Les employés des grandes banques d'affaires américaines recevront des bonus de fin d'année plus élevés de 30% en moyenne que les niveaux déjà record de l'an dernier. Selon l'agence Bloomberg, qui a compilé différentes données bancaires, ce ne sont pas moins de 36 milliards de dollars (45,1 milliards de francs) qui seront alloués ces prochaines semaines. Cela donne une moyenne supérieure à 200000 dollars (250000 francs) à chacun des 173000 employés de Goldman Sachs, Morgan Stanley Merrill Lynch et Lehman Brothers, les quatre géants de Wall Street. Ces montants devraient atteindre plusieurs dizaines de millions pour les plus chanceux.

Davantage qu'en 2005

Le montant total dépasse de plus du double ce que l'ensemble des courtiers, gérants et banquiers d'affaires installés à Londres devraient toucher à la fin de l'année, à savoir 8,8 milliards de livres (20,9 milliards de francs).

Cette augmentation massive des bonus s'explique par la progression soutenue des résultats des quatre principales banques d'affaires américaines. Les cinq principaux établissements (y compris Bear Sterns) ont dépassé, après neuf mois, le niveau cumulé de bénéfices atteint durant toute l'année 2005: 21,3 milliards de dollars de janvier à septembre 2006 contre 20,4 milliards l'an dernier. Selon la société d'informations financières Thomson Financial, elles devraient totaliser un chiffre d'affaires de 128 milliards de dollars cette année.

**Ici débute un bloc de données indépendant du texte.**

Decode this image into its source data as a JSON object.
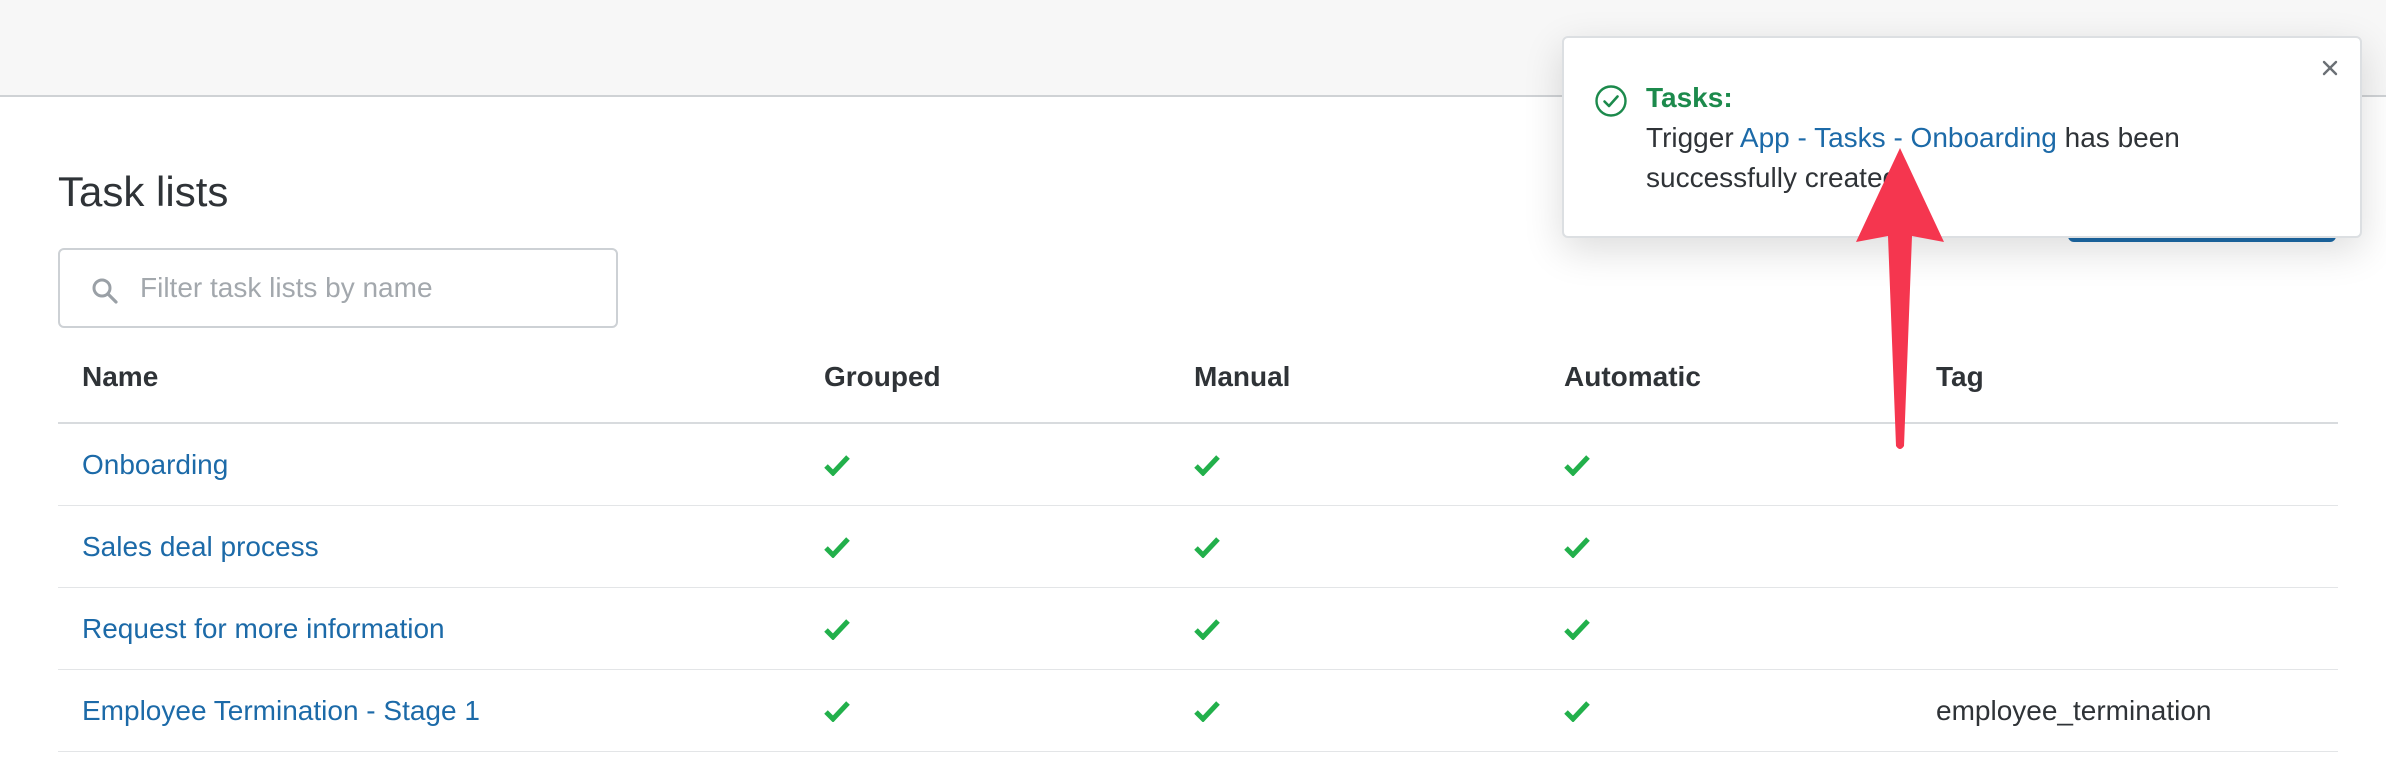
{
  "page": {
    "title": "Task lists"
  },
  "search": {
    "placeholder": "Filter task lists by name",
    "value": "",
    "icon": "search-icon"
  },
  "table": {
    "headers": {
      "name": "Name",
      "grouped": "Grouped",
      "manual": "Manual",
      "automatic": "Automatic",
      "tag": "Tag"
    },
    "rows": [
      {
        "name": "Onboarding",
        "grouped": true,
        "manual": true,
        "automatic": true,
        "tag": ""
      },
      {
        "name": "Sales deal process",
        "grouped": true,
        "manual": true,
        "automatic": true,
        "tag": ""
      },
      {
        "name": "Request for more information",
        "grouped": true,
        "manual": true,
        "automatic": true,
        "tag": ""
      },
      {
        "name": "Employee Termination - Stage 1",
        "grouped": true,
        "manual": true,
        "automatic": true,
        "tag": "employee_termination"
      }
    ]
  },
  "toast": {
    "title": "Tasks:",
    "message_prefix": "Trigger ",
    "message_link": "App - Tasks - Onboarding",
    "message_suffix": " has been successfully created",
    "icon": "check-circle-icon",
    "close_icon": "close-icon"
  },
  "colors": {
    "link": "#1c6aa8",
    "check": "#22b04b",
    "success_title": "#1c8a4c",
    "annotation_arrow": "#f5364f"
  }
}
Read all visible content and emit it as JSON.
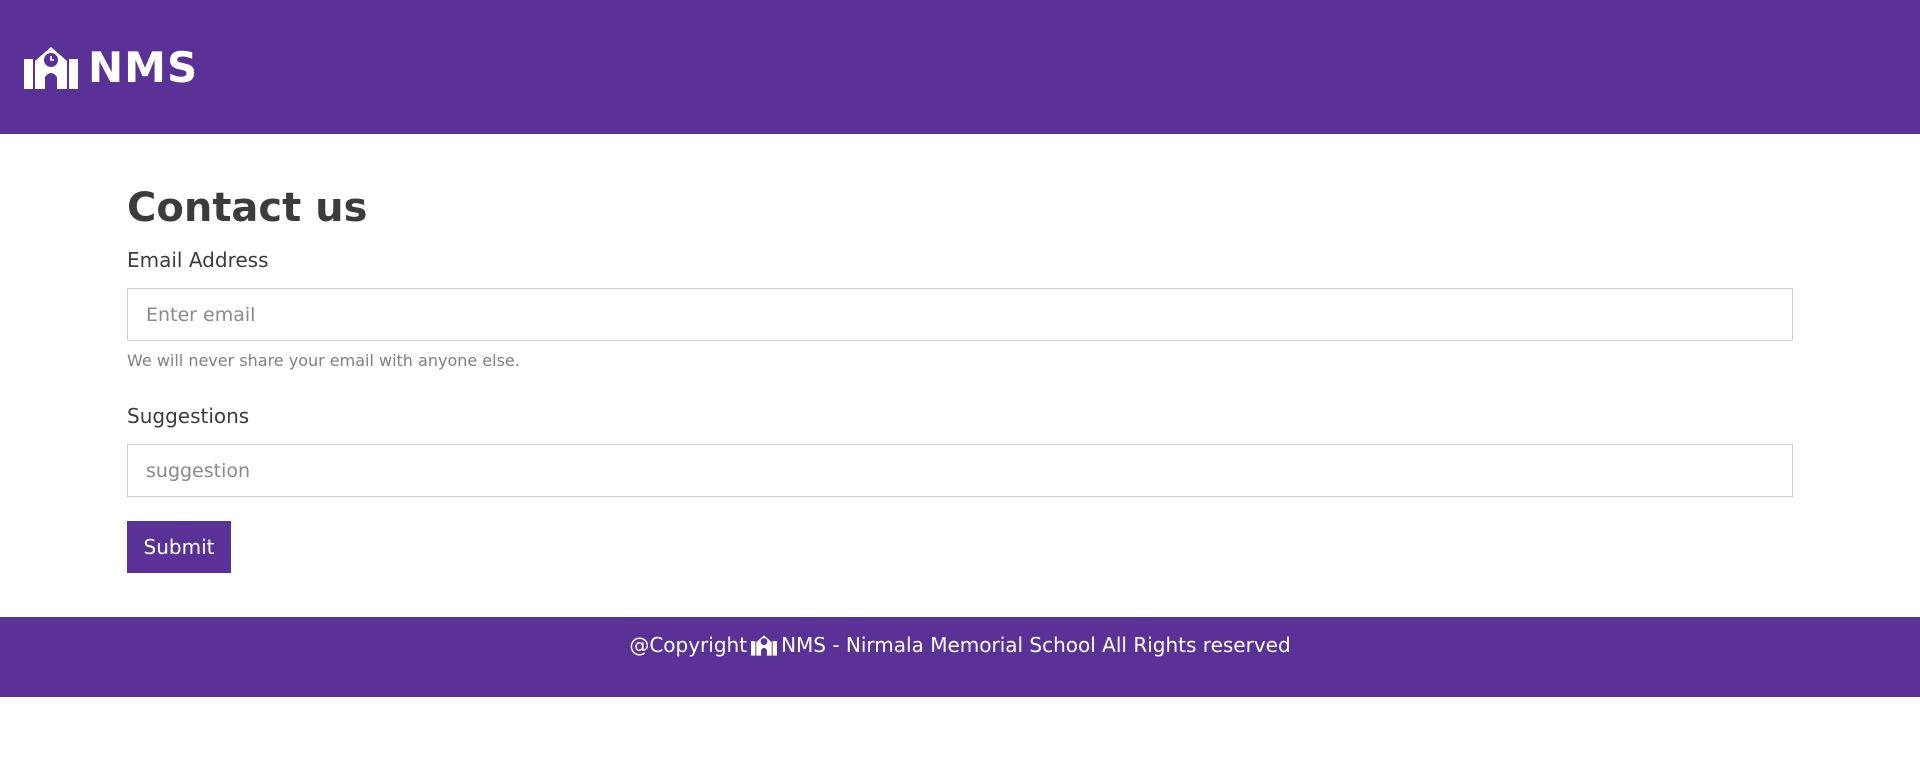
{
  "colors": {
    "brand": "#5a3197",
    "text": "#3c3c3c",
    "muted": "#808080"
  },
  "navbar": {
    "brand_icon": "school-icon",
    "brand_text": "NMS"
  },
  "contact_form": {
    "title": "Contact us",
    "email": {
      "label": "Email Address",
      "placeholder": "Enter email",
      "value": "",
      "help": "We will never share your email with anyone else."
    },
    "suggestions": {
      "label": "Suggestions",
      "placeholder": "suggestion",
      "value": ""
    },
    "submit_label": "Submit"
  },
  "footer": {
    "prefix": "@Copyright",
    "icon": "school-icon",
    "text": "NMS - Nirmala Memorial School All Rights reserved"
  }
}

Par principe, les grandes banques d'affaires consacrent 40 à 50% de leurs revenus au paiement des salaires, bonus compris. Des établissements plus petits, comme Lazard Frères, leur accordent même des parts plus élevées. «Vous devez payer ce qu'il faut pour attirer les meilleurs talents, à défaut de quoi ils iront voir ailleurs», a récemment déclaré Sandy Weill, l'ancien président de Citigroup, la plus grande banque universelle américaine.

Ce besoin absolu d'être plus compétitif que le voisin se reflète sur le mode d'attribution des bonus. Les plus chanceux sont évidemment les personnes placées aux centres stratégiques de la création de valeur pour la banque. Les courtiers actifs sur les comptes nostro des banques (négociant les fonds propres de la banque et pas l'argent des clients) sont assis en première ligne et devraient toucher des bonus dépassant les 40 millions de dollars (50 millions de francs) chez Goldman Sachs. Chez UBS, les cadeaux les plus élevés seront accordés aux spécialistes des fusions-acquisitions.

Les montants varieront aussi selon les banques. La plus généreuse sera sans doute Goldman Sachs, dont le bonus moyen devrait approcher 400000 dollars (501700 francs). En revanche, les maisons de taille plus modeste, même celles qui sont actives dans la banque d'affaires, se montreront moins généreuses, faute de revenus à la hauteur.